Realitas politik ini meniscayakan partai untuk menjalin hubungan baik dengan ormas jika ingin menang dalam suksesi politik, baik Pilkada, pemilu kegislatif dan Pilpres. Salah mengambil pilihan politik, alih-alih mendapat dukungan politik, partai justru bisa celaka karena akan mendapat sanksi politik dari ormas yang secara karakter dan kultur, lebih dekat dan membaur dengan umat.
Menjalin hubungan baik dengan ormas ini tidak saja dilakukan oleh kubu Prabowo, dimana Prabowo lebih memilih pilihan bersahabat dengan ormas yang kontra rezim. Jokowi, juga melakukan hal yang sama. Karenanya, Pilpres kali ini bukan saja pertarungan partai, tetapi juga pertarungan ormas.
Melalui sejarah Pilkada DKI Jakarta, dikuatkan dengan aksi bela Islam 212, tipologi partai terbelah menjadi partai pro penista agama dan partai anti penista agama. Karakteristik partai pendukung rezim, pasca dukungan terhadap ahok di Pilkada DKI Jakarta, diklasifikasikan sebagai partai pro penista agama. Sementara partai yang menjadi rival ahok, yang mengusung calon penantang ahok, dianggap sebagai partai kontra penista agama.

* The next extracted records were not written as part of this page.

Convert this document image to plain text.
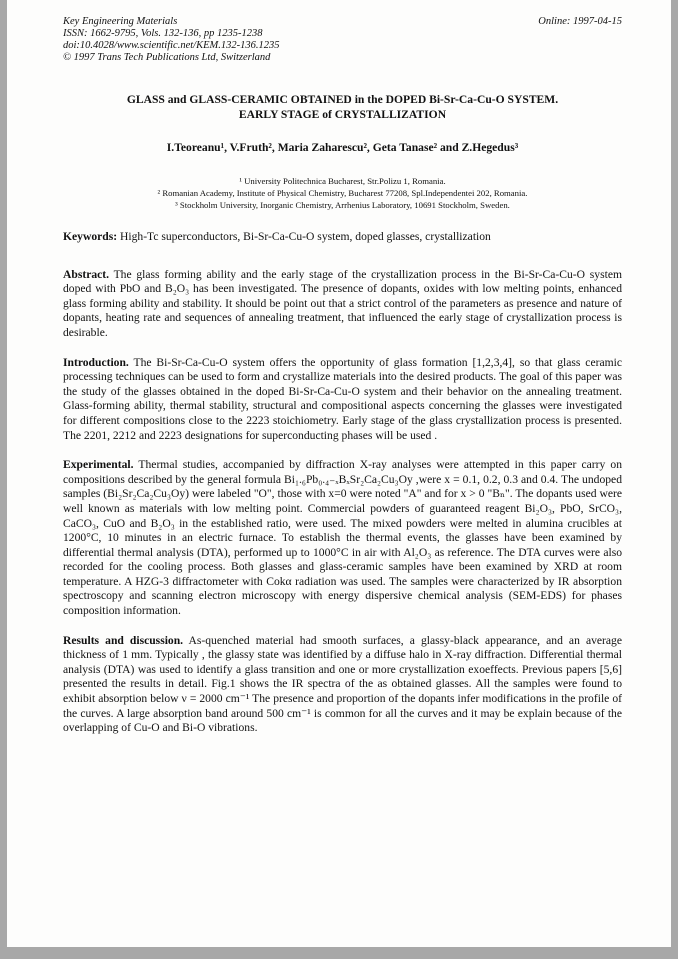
Key Engineering Materials
ISSN: 1662-9795, Vols. 132-136, pp 1235-1238
doi:10.4028/www.scientific.net/KEM.132-136.1235
© 1997 Trans Tech Publications Ltd, Switzerland
Online: 1997-04-15
GLASS and GLASS-CERAMIC OBTAINED in the DOPED Bi-Sr-Ca-Cu-O SYSTEM.
EARLY STAGE of CRYSTALLIZATION
I.Teoreanu¹, V.Fruth², Maria Zaharescu², Geta Tanase² and Z.Hegedus³
¹ University Politechnica Bucharest, Str.Polizu 1, Romania.
² Romanian Academy, Institute of Physical Chemistry, Bucharest 77208, Spl.Independentei 202, Romania.
³ Stockholm University, Inorganic Chemistry, Arrhenius Laboratory, 10691 Stockholm, Sweden.

Keywords: High-Tc superconductors, Bi-Sr-Ca-Cu-O system, doped glasses, crystallization

Abstract. The glass forming ability and the early stage of the crystallization process in the Bi-Sr-Ca-Cu-O system doped with PbO and B₂O₃ has been investigated. The presence of dopants, oxides with low melting points, enhanced glass forming ability and stability. It should be point out that a strict control of the parameters as presence and nature of dopants, heating rate and sequences of annealing treatment, that influenced the early stage of crystallization process is desirable.

Introduction. The Bi-Sr-Ca-Cu-O system offers the opportunity of glass formation [1,2,3,4], so that glass ceramic processing techniques can be used to form and crystallize materials into the desired products. The goal of this paper was the study of the glasses obtained in the doped Bi-Sr-Ca-Cu-O system and their behavior on the annealing treatment. Glass-forming ability, thermal stability, structural and compositional aspects concerning the glasses were investigated for different compositions close to the 2223 stoichiometry. Early stage of the glass crystallization process is presented. The 2201, 2212 and 2223 designations for superconducting phases will be used .

Experimental. Thermal studies, accompanied by diffraction X-ray analyses were attempted in this paper carry on compositions described by the general formula Bi₁.₆Pb₀.₄₋ₓBₓSr₂Ca₂Cu₃Oy ,were x = 0.1, 0.2, 0.3 and 0.4. The undoped samples (Bi₂Sr₂Ca₂Cu₃Oy) were labeled "O", those with x=0 were noted "A" and for x > 0 "Bₙ". The dopants used were well known as materials with low melting point. Commercial powders of guaranteed reagent Bi₂O₃, PbO, SrCO₃, CaCO₃, CuO and B₂O₃ in the established ratio, were used. The mixed powders were melted in alumina crucibles at 1200°C, 10 minutes in an electric furnace. To establish the thermal events, the glasses have been examined by differential thermal analysis (DTA), performed up to 1000°C in air with Al₂O₃ as reference. The DTA curves were also recorded for the cooling process. Both glasses and glass-ceramic samples have been examined by XRD at room temperature. A HZG-3 diffractometer with Cokα radiation was used. The samples were characterized by IR absorption spectroscopy and scanning electron microscopy with energy dispersive chemical analysis (SEM-EDS) for phases composition information.

Results and discussion. As-quenched material had smooth surfaces, a glassy-black appearance, and an average thickness of 1 mm. Typically , the glassy state was identified by a diffuse halo in X-ray diffraction. Differential thermal analysis (DTA) was used to identify a glass transition and one or more crystallization exoeffects. Previous papers [5,6] presented the results in detail. Fig.1 shows the IR spectra of the as obtained glasses. All the samples were found to exhibit absorption below ν = 2000 cm⁻¹ The presence and proportion of the dopants infer modifications in the profile of the curves. A large absorption band around 500 cm⁻¹ is common for all the curves and it may be explain because of the overlapping of Cu-O and Bi-O vibrations.
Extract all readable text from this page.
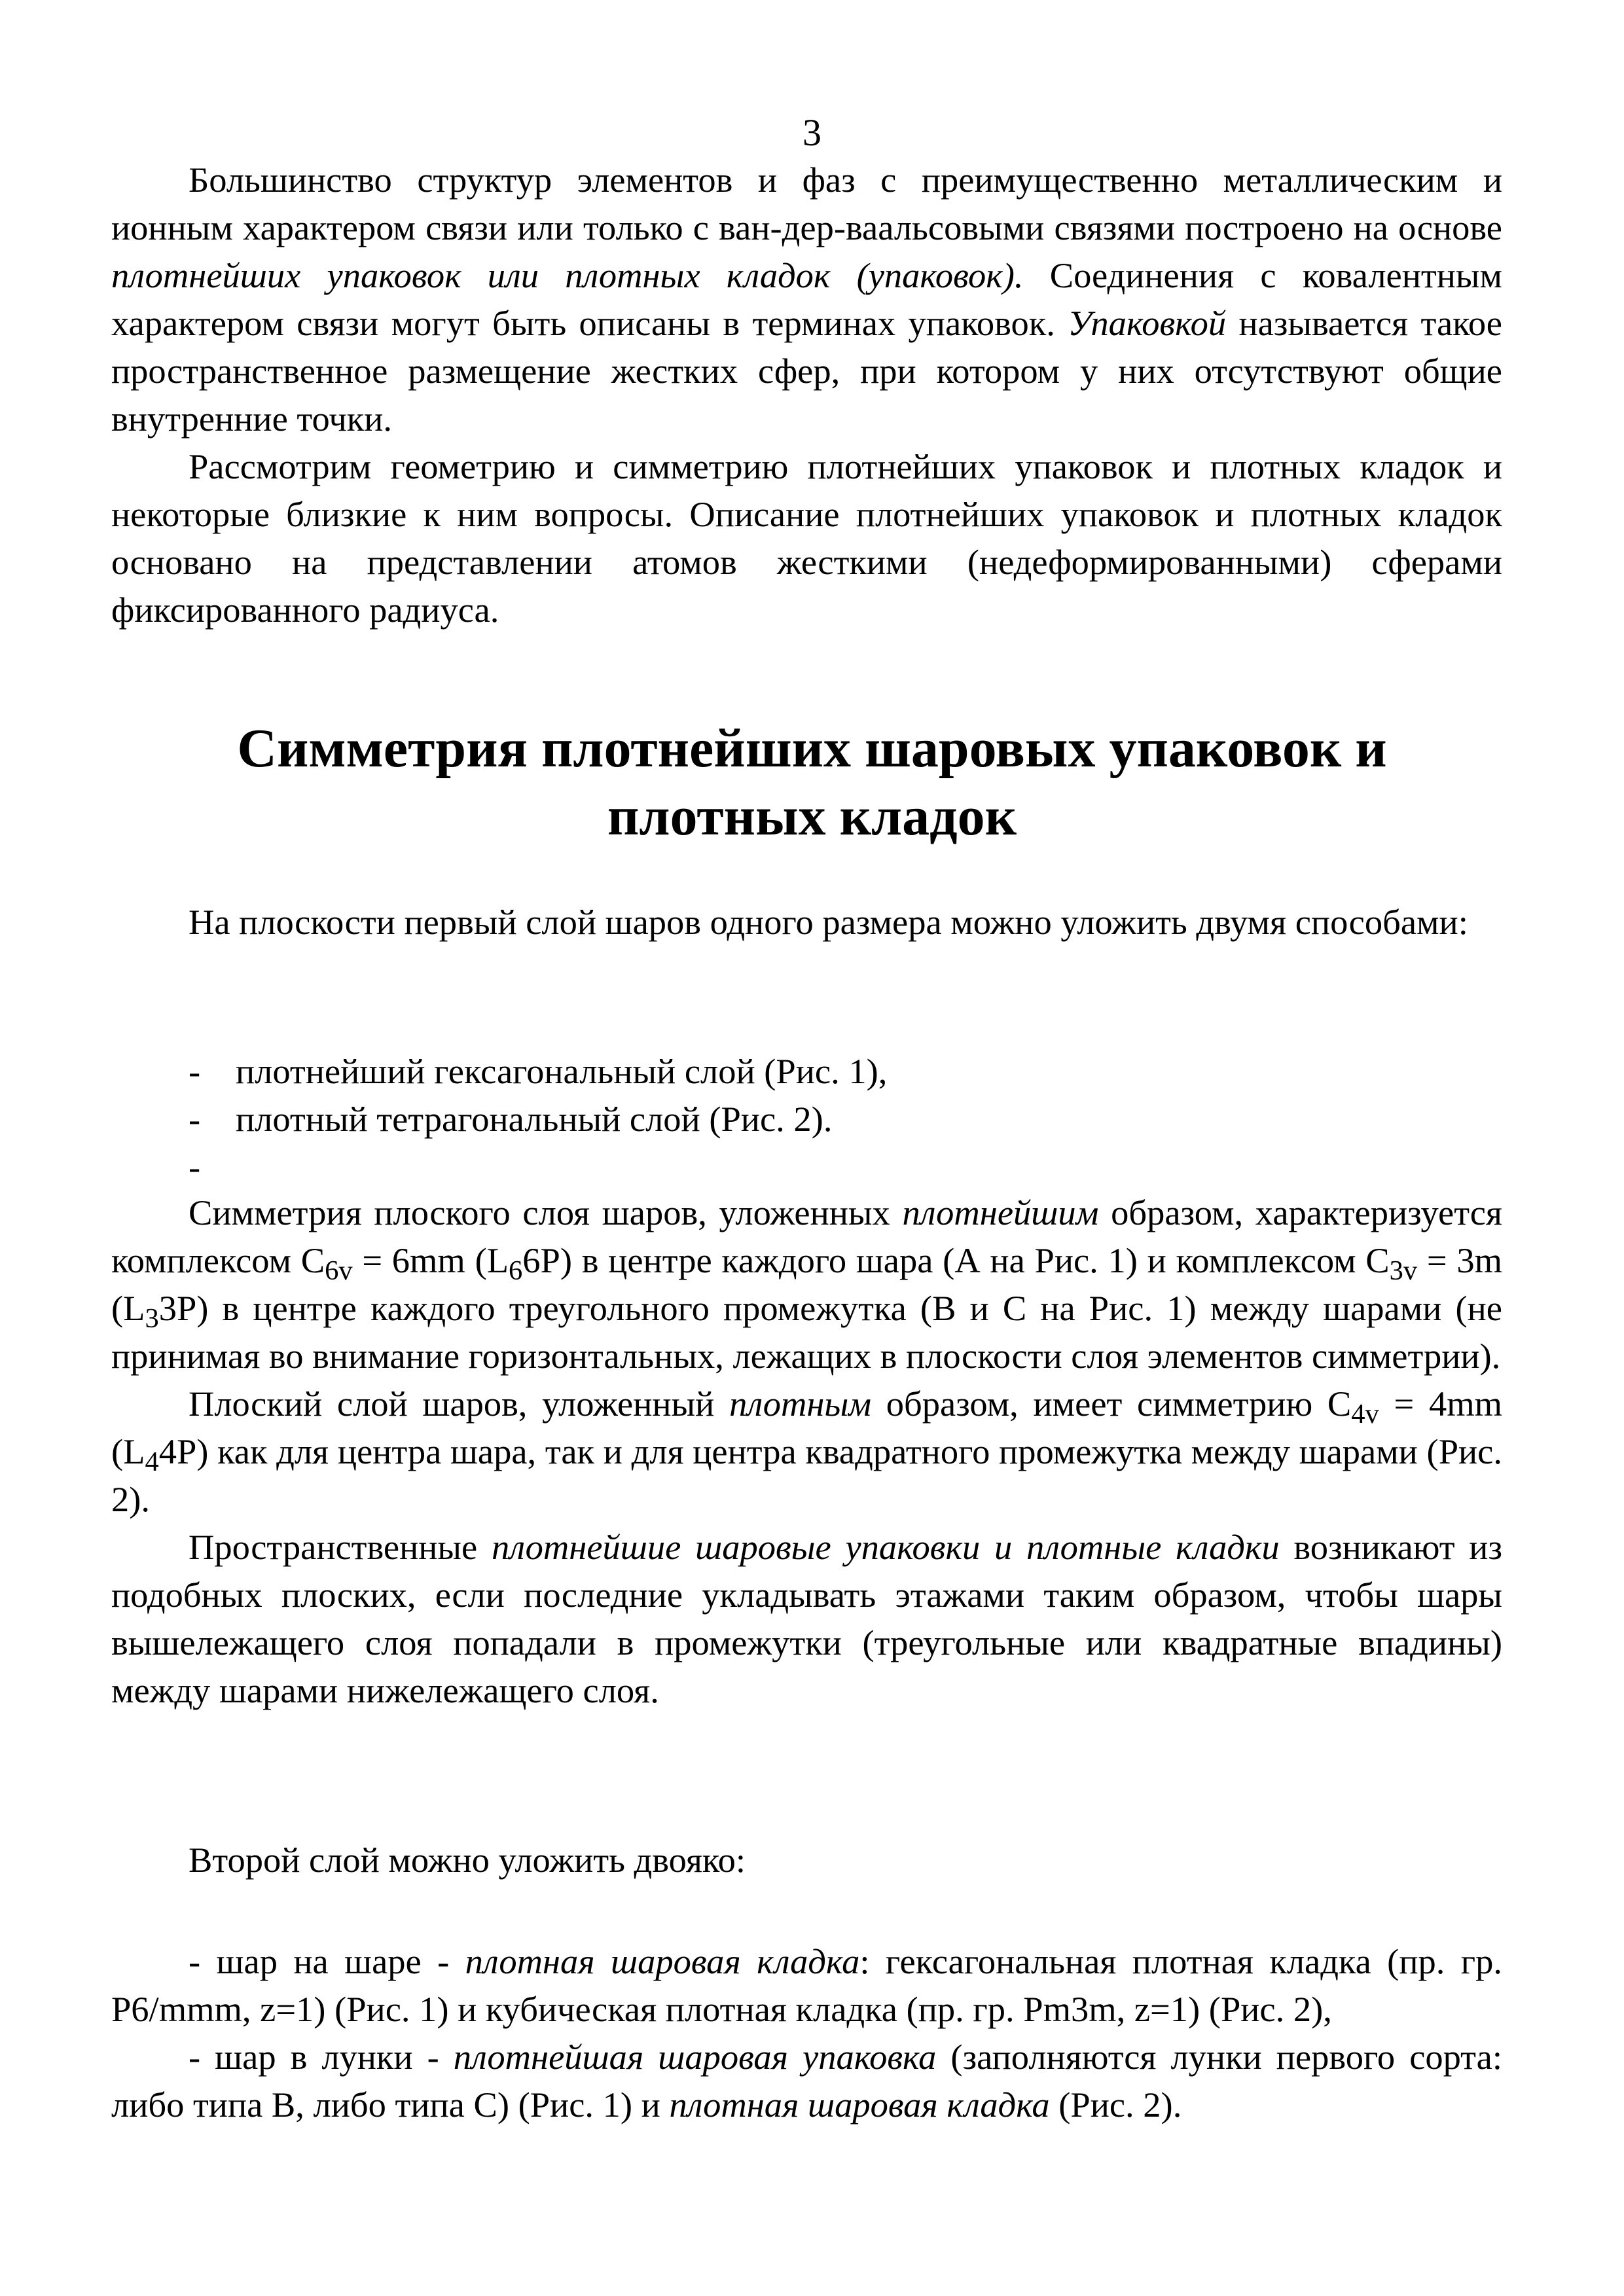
3

Большинство структур элементов и фаз с преимущественно металлическим и ионным характером связи или только с ван-дер-ваальсовыми связями построено на основе плотнейших упаковок или плотных кладок (упаковок). Соединения с ковалентным характером связи могут быть описаны в терминах упаковок. Упаковкой называется такое пространственное размещение жестких сфер, при котором у них отсутствуют общие внутренние точки.

Рассмотрим геометрию и симметрию плотнейших упаковок и плотных кладок и некоторые близкие к ним вопросы. Описание плотнейших упаковок и плотных кладок основано на представлении атомов жесткими (недеформированными) сферами фиксированного радиуса.

Симметрия плотнейших шаровых упаковок и
плотных кладок

На плоскости первый слой шаров одного размера можно уложить двумя способами:

- плотнейший гексагональный слой (Рис. 1),
- плотный тетрагональный слой (Рис. 2).
-

Симметрия плоского слоя шаров, уложенных плотнейшим образом, характеризуется комплексом $C_{6v} = 6mm$ $(L_66P)$ в центре каждого шара (А на Рис. 1) и комплексом $C_{3v} = 3m$ $(L_33P)$ в центре каждого треугольного промежутка (B и C на Рис. 1) между шарами (не принимая во внимание горизонтальных, лежащих в плоскости слоя элементов симметрии).

Плоский слой шаров, уложенный плотным образом, имеет симметрию $C_{4v} = 4mm$ $(L_44P)$ как для центра шара, так и для центра квадратного промежутка между шарами (Рис. 2).

Пространственные плотнейшие шаровые упаковки и плотные кладки возникают из подобных плоских, если последние укладывать этажами таким образом, чтобы шары вышележащего слоя попадали в промежутки (треугольные или квадратные впадины) между шарами нижележащего слоя.

Второй слой можно уложить двояко:

- шар на шаре - плотная шаровая кладка: гексагональная плотная кладка (пр. гр. P6/mmm, z=1) (Рис. 1) и кубическая плотная кладка (пр. гр. Pm3m, z=1) (Рис. 2),

- шар в лунки - плотнейшая шаровая упаковка (заполняются лунки первого сорта: либо типа B, либо типа C) (Рис. 1) и плотная шаровая кладка (Рис. 2).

Dikotomi partai ini juga merembet pada pembelahan ormas, akibat pilihan dukungan politiknya. Ormas yang mendukung partai penista agama dianggap inklud sebagai ormas pro penista agama. Sedangkan ormas yang kontra penista agama, tidak akan berhimpun dengan rezim dan partai yang Pro pada penista agama.
Polaritas politik keormasan juga akan semakin terbuka dan terlihat kontras. Sebab, ormas yang dahulu memilih pilihan untuk netral dalam politik, saat ini diketahui justru aktif melakukan manuver politik, bahkan dianggap sampai masuk mengintervensi nama-nama tertentu dalam pencalonan wakil Presiden. Dalam konteks itulah, kendali politik untuk mengarahkan preferensi politik umat akan banyak ditentukan dan berada dibawah kendali ormas.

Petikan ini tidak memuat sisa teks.